Publicado em 10 de agosto de 2018

Mulheres são as que mais sofrem com transtornos mentais no Brasil, mas as vítimas de suicídio são — em valores absolutos — os homens (Ilustração: Ana Carolina Moraes/ JORNAL DOIS)
Por Ana Carolina Moraes

Entre novembro de 2017 e junho de 2018 — um período de sete meses — dois estudantes da UNESP em Bauru cometeram suicídio. O que as vítimas tinham em comum era o fato de serem homens negros.

Homens não-brancos são as maiores vítimas de suicídio no Brasil. Dados do Sistema de Informação sobre Mortalidade, do Ministério da Saúde, indicam que, de 2011 a 2016, eles representaram 79% das mortes.
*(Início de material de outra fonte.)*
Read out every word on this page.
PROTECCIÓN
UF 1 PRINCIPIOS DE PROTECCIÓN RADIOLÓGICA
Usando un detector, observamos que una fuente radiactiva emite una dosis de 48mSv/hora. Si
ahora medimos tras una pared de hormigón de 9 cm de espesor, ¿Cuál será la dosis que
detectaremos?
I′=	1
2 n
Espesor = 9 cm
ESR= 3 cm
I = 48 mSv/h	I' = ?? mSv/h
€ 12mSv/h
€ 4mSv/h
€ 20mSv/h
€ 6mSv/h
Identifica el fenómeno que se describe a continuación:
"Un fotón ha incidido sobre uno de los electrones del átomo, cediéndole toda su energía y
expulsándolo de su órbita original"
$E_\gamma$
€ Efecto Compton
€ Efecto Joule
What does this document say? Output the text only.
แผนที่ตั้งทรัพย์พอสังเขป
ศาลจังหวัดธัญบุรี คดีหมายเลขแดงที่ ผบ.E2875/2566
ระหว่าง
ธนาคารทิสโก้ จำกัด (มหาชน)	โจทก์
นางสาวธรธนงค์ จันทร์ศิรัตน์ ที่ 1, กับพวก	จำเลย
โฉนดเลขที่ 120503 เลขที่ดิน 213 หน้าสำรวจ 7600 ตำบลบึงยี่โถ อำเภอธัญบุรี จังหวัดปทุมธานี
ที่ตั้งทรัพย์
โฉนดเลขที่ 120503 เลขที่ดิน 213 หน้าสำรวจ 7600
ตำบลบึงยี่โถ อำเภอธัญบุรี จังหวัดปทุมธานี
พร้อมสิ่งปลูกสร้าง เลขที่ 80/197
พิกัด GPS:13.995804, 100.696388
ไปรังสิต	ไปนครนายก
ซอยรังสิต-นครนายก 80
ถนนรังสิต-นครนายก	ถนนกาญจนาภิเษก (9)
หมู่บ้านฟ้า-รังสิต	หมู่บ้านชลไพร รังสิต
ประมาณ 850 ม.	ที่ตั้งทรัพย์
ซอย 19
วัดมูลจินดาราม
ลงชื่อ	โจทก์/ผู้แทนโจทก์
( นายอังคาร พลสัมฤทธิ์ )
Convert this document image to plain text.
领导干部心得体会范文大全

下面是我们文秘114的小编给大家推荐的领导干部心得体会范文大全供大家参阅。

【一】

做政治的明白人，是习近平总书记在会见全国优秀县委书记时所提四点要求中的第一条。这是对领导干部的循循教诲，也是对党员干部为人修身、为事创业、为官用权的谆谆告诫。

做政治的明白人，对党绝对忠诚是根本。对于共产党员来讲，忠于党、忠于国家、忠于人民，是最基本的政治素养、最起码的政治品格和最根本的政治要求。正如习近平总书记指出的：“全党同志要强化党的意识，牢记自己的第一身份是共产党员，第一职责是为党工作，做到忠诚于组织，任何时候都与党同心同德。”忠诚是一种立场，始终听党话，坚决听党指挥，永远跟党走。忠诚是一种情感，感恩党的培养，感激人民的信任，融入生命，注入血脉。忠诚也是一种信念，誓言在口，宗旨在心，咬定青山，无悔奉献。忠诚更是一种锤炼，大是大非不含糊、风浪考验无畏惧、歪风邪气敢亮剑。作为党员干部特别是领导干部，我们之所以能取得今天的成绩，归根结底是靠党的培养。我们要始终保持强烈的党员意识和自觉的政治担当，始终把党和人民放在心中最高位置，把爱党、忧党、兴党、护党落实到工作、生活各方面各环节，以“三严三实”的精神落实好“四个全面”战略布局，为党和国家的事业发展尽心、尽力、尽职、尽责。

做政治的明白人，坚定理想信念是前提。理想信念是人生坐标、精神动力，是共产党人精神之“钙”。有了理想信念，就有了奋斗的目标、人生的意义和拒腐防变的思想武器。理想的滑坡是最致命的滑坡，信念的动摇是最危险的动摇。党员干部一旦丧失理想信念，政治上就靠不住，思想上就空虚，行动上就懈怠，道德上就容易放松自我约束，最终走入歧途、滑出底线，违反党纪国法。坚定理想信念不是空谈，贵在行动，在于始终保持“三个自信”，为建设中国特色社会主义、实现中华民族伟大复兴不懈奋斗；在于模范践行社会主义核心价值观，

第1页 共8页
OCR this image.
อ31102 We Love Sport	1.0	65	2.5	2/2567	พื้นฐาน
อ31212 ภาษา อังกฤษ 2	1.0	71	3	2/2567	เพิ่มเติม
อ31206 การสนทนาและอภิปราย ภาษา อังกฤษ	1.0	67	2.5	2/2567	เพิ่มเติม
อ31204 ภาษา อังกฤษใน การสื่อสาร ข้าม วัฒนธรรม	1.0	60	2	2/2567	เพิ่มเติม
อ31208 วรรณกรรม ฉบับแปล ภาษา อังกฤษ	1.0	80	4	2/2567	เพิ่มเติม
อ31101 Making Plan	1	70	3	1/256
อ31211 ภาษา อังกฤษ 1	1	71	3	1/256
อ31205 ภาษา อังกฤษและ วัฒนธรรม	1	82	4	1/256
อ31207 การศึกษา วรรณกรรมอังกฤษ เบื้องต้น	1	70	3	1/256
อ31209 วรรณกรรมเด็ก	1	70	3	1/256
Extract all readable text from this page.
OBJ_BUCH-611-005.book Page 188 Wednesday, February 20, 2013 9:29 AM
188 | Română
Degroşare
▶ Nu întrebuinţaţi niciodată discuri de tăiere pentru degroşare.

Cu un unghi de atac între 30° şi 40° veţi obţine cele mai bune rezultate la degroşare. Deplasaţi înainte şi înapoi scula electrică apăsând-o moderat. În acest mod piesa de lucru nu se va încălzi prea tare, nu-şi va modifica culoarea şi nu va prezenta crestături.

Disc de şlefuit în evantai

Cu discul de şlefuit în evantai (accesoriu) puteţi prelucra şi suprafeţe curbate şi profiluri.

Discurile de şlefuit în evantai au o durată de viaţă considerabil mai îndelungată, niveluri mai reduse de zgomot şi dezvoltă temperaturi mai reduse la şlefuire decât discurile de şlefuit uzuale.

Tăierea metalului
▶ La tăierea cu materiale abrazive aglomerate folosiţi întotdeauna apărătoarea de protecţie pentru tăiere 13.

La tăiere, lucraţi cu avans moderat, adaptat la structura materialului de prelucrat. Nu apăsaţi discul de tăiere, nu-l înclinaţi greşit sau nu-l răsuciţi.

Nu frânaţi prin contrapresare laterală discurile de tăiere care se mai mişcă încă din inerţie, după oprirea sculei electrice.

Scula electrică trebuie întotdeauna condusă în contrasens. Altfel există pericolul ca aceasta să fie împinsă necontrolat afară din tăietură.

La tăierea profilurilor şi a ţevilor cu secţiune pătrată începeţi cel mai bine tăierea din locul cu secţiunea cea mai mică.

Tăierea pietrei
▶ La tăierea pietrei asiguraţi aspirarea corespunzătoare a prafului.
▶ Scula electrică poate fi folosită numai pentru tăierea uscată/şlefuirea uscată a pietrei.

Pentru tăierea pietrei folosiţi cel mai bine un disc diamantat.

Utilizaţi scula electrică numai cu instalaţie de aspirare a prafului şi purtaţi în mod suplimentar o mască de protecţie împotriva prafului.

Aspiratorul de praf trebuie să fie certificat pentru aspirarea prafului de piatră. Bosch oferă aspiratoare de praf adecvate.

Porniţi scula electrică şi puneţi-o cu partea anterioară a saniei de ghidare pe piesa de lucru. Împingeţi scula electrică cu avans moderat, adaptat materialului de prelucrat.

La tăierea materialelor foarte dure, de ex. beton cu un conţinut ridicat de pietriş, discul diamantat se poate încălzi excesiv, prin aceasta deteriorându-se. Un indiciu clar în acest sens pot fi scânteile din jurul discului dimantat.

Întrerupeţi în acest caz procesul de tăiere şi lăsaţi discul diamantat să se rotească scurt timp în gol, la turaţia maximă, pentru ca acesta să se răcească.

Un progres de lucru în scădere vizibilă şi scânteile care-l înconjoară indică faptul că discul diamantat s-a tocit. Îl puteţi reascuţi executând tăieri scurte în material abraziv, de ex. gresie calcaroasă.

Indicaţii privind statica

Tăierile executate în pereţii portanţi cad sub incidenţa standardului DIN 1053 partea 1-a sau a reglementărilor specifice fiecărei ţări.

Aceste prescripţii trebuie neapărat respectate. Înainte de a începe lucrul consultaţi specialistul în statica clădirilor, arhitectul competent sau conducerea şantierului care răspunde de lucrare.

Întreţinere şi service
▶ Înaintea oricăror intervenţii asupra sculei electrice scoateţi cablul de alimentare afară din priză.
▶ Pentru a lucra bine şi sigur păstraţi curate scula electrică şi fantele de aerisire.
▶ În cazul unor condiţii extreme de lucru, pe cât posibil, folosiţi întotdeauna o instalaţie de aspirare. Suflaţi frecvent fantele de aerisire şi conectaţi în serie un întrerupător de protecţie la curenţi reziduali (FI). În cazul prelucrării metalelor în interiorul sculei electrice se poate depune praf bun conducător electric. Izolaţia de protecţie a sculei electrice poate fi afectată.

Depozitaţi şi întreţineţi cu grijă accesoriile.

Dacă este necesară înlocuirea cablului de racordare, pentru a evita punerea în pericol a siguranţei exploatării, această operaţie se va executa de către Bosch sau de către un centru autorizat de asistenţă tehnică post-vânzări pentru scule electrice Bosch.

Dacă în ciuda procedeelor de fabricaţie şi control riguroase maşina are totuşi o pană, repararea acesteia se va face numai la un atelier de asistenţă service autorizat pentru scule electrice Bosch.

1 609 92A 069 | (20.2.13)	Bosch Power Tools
Sobre os homens negros, a taxa de mortalidade a cada 100 mil habitantes foi de 7,6. Suicídio é a terceira causa de mortes de homens entre 15 e 29 anos de idade.

“O racismo da nossa sociedade adoece as pessoas a ponto do sofrimento psíquico ser quase que insuportável”, observa Jussara Felipe, psicóloga especialista em saúde mental. Para Felipe, a forma com a qual as práticas racistas acontecem no país — “de forma velada”, como ela apresenta — dificulta a identificação do racismo no sofrimento e na fase de vida em que a pessoa começou a adoecer.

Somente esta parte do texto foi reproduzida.